I learnt to read and write in English before I learnt my mother tongue, Farsi. As a result, when speaking Farsi, my speech is peppered with imported English words. As a child in Britain, the highlight of my week was watching Dr. Who on Tuesday evenings with my father. One evening, he missed an episode, and I can remember trying to recount it for him the next day in such a garbled mixture of Farsi and English that he told me to relax and just tell him in English without making any efforts at translation.

Actually, with the West so much now in fashion in Iran, and the internet so far-reaching, many of my compatriots also inject English words into their speech as often as possible. Not just words like “computer” and “sandwich”, which can be considered nationalized, their official Farsi equivalents sounding ridiculous and artificial, but also words like “update” and “the point”. These words have perfectly reasonable and valid Farsi equivalents, yet I myself am guilty of using the English word “point”, as in “you haven’t got my point” or “that is not the point” so frequently that I have heard it echoed back at me by my close associates who are not even fluent in English.

And now it is my daughter’s turn, who following my footsteps, is learning English before she is fully literate in her own tongue.
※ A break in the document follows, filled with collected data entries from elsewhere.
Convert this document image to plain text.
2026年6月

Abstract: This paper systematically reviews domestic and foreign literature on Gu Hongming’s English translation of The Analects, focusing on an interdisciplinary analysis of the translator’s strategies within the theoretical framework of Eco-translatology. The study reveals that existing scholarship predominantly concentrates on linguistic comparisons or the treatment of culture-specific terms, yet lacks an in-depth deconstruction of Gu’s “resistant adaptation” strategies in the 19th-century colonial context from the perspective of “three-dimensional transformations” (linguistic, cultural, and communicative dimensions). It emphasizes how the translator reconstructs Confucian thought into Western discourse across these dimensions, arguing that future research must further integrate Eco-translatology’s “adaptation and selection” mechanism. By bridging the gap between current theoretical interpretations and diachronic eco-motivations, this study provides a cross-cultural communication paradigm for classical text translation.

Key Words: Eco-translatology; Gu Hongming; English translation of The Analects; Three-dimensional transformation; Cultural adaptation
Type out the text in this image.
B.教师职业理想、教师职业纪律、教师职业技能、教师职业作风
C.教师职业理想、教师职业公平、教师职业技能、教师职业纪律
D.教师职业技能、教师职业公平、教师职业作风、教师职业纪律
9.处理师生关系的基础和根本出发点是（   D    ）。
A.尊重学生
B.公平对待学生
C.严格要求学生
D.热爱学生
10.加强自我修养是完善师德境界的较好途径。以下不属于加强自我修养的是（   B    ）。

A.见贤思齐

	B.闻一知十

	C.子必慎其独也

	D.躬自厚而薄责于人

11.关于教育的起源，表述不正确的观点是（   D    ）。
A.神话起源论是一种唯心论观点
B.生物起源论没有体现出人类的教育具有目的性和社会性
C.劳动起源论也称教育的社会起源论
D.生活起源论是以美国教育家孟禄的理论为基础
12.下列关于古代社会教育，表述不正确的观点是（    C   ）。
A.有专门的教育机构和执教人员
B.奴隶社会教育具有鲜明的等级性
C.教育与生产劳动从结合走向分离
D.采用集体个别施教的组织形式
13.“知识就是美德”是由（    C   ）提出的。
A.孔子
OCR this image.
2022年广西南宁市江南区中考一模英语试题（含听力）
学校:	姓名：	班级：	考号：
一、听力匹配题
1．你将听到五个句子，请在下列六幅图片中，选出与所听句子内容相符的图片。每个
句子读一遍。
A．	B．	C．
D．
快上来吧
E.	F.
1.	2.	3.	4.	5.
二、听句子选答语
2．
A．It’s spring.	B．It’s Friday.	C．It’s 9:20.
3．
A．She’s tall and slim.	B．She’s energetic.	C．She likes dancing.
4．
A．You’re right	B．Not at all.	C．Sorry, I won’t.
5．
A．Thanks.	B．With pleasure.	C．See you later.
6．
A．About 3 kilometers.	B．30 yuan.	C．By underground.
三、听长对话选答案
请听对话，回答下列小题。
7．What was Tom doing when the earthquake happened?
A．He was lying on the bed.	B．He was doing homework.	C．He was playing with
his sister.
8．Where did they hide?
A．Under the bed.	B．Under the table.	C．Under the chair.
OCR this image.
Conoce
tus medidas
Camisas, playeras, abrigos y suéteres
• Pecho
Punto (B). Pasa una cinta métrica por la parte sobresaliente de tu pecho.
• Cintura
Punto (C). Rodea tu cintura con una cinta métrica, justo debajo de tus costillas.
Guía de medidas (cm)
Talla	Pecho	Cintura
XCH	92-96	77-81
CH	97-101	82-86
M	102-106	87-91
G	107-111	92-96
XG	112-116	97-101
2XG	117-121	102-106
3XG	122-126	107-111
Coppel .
And now I realise how doubly patient my parents and my close persons were with my English-Farsi manglings. For listening to my daughter scream `Stop guys!` and `Don`t touch` in a nasally whiny haligonian accent is almost more than I can bear. She has started calling me `Muuuum`, imitating the exact mixture of self-righteousness, protest and focused wanting which you associate with middle-class white western children, and I told her to stop it – it reminds me of under-arm deodorant. She has two options, in my eyes, either she calls me `mummy`, a nice old-fashioned British word which I still use for my own mummy, or `maman`, what Farsi children have been calling their mothers for three generations now, ever since French words became fashionable usage. As for the authentic farsi word for mother `naneh`- god forbid that I should ever hear it- that has not been used even by servants and villagers since my grandmother`s time. Iranians are nothing if not good imitators.


One comment

  1. Haha that’s sooo cool! And OMG your memory with Pavi about Dr. Who (what the heck is that?!) was sooooooo cute!! I don’t have any cute memories from my childhood, just endless fights… well except when you read me Russian stories in the afternoons…. I think Sheida’s accent is maddeningly cute & lovley, I do love that!